At a meeting of some leading members of the prostate cancer advocacy community yesterday morning, during the ASCO meeting in Orlando, Dr. William Simons of the Prostate Cancer Foundation distributed a diagram suggesting that there may be as many as 15-18 different sub-types of prostate cancer.
It has long been known that not all prostate cancers are the same. At the very simplest level we have been aware that there are indolent and aggressive prostate cancers; there are hormone-responsive and hormone-non-responsive prostate cancers; there are prostate cancers with high and low Gleason scores; etc.
However, what the Prostate Cancer Foundation, working with its broad team of scientific researchers, has now been able to do is look at prostate cancer much more from the point of view of the molecular development of the differing sub-types of this cancer, the molecular targets that can be blocked or stimulated to have particular therapeutic effects, and the specific ways in which the treatments that are known to be effective impact specific molecular targets:
- The drugs like the LHRH agonists and the antiandrogens impact the androgen receptors.
- Drugs like abiraterone actetate also impact the androgen receptors, but in a rather different way.
- Docetaxel affects β-tubulin and can therefore interrupt cancer cell development.

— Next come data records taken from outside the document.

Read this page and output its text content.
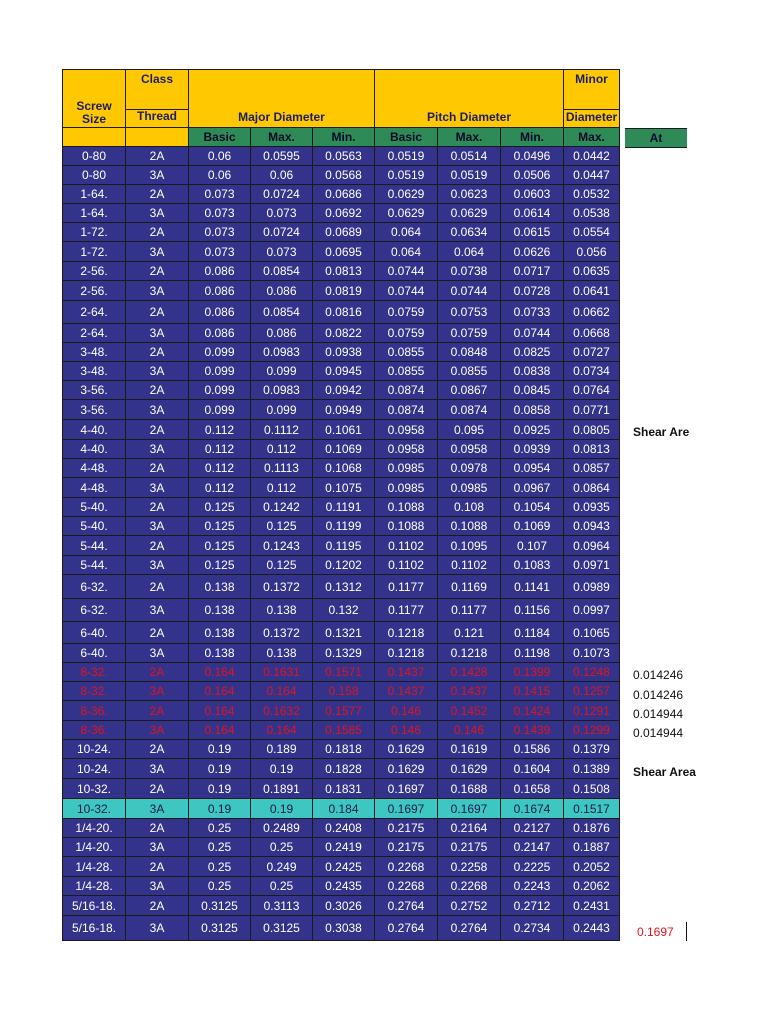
Screw Size	Class	Major Diameter			Pitch Diameter			Minor
	Thread							Diameter
		Basic	Max.	Min.	Basic	Max.	Min.	Max.
0-80	2A	0.06	0.0595	0.0563	0.0519	0.0514	0.0496	0.0442
0-80	3A	0.06	0.06	0.0568	0.0519	0.0519	0.0506	0.0447
1-64.	2A	0.073	0.0724	0.0686	0.0629	0.0623	0.0603	0.0532
1-64.	3A	0.073	0.073	0.0692	0.0629	0.0629	0.0614	0.0538
1-72.	2A	0.073	0.0724	0.0689	0.064	0.0634	0.0615	0.0554
1-72.	3A	0.073	0.073	0.0695	0.064	0.064	0.0626	0.056
2-56.	2A	0.086	0.0854	0.0813	0.0744	0.0738	0.0717	0.0635
2-56.	3A	0.086	0.086	0.0819	0.0744	0.0744	0.0728	0.0641
2-64.	2A	0.086	0.0854	0.0816	0.0759	0.0753	0.0733	0.0662
2-64.	3A	0.086	0.086	0.0822	0.0759	0.0759	0.0744	0.0668
3-48.	2A	0.099	0.0983	0.0938	0.0855	0.0848	0.0825	0.0727
3-48.	3A	0.099	0.099	0.0945	0.0855	0.0855	0.0838	0.0734
3-56.	2A	0.099	0.0983	0.0942	0.0874	0.0867	0.0845	0.0764
3-56.	3A	0.099	0.099	0.0949	0.0874	0.0874	0.0858	0.0771
4-40.	2A	0.112	0.1112	0.1061	0.0958	0.095	0.0925	0.0805
4-40.	3A	0.112	0.112	0.1069	0.0958	0.0958	0.0939	0.0813
4-48.	2A	0.112	0.1113	0.1068	0.0985	0.0978	0.0954	0.0857
4-48.	3A	0.112	0.112	0.1075	0.0985	0.0985	0.0967	0.0864
5-40.	2A	0.125	0.1242	0.1191	0.1088	0.108	0.1054	0.0935
5-40.	3A	0.125	0.125	0.1199	0.1088	0.1088	0.1069	0.0943
5-44.	2A	0.125	0.1243	0.1195	0.1102	0.1095	0.107	0.0964
5-44.	3A	0.125	0.125	0.1202	0.1102	0.1102	0.1083	0.0971
6-32.	2A	0.138	0.1372	0.1312	0.1177	0.1169	0.1141	0.0989
6-32.	3A	0.138	0.138	0.132	0.1177	0.1177	0.1156	0.0997
6-40.	2A	0.138	0.1372	0.1321	0.1218	0.121	0.1184	0.1065
6-40.	3A	0.138	0.138	0.1329	0.1218	0.1218	0.1198	0.1073
8-32.	2A	0.164	0.1631	0.1571	0.1437	0.1428	0.1399	0.1248
8-32.	3A	0.164	0.164	0.158	0.1437	0.1437	0.1415	0.1257
8-36.	2A	0.164	0.1632	0.1577	0.146	0.1452	0.1424	0.1291
8-36.	3A	0.164	0.164	0.1585	0.146	0.146	0.1439	0.1299
10-24.	2A	0.19	0.189	0.1818	0.1629	0.1619	0.1586	0.1379
10-24.	3A	0.19	0.19	0.1828	0.1629	0.1629	0.1604	0.1389
10-32.	2A	0.19	0.1891	0.1831	0.1697	0.1688	0.1658	0.1508
10-32.	3A	0.19	0.19	0.184	0.1697	0.1697	0.1674	0.1517
1/4-20.	2A	0.25	0.2489	0.2408	0.2175	0.2164	0.2127	0.1876
1/4-20.	3A	0.25	0.25	0.2419	0.2175	0.2175	0.2147	0.1887
1/4-28.	2A	0.25	0.249	0.2425	0.2268	0.2258	0.2225	0.2052
1/4-28.	3A	0.25	0.25	0.2435	0.2268	0.2268	0.2243	0.2062
5/16-18.	2A	0.3125	0.3113	0.3026	0.2764	0.2752	0.2712	0.2431
5/16-18.	3A	0.3125	0.3125	0.3038	0.2764	0.2764	0.2734	0.2443
At
Shear Are
0.014246
0.014246
0.014944
0.014944
Shear Area
0.1697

However, there are still at least a dozen other, different pathways that may be particularly important in managing certain subtypes of prostate cancer, and we are only just beginning to appreciate how, when a patients can be shown to have a high level of experssion of certain enzymes or prostein associated with their prostate cancer subtype, we may been to be able to block or or more specific molecular pathways in order to control (or perhaps stop) the developmentof that specific prostate cancer subtype.
The good thing, however, is that we really are making progress in understanding more about the details of how prostate cancer develops and progresses. Such progress is critical to the development of the next generations of products designed to treat and (better still) to prevent prostate cancer, with greater effectiveness and safety than anything we have available today.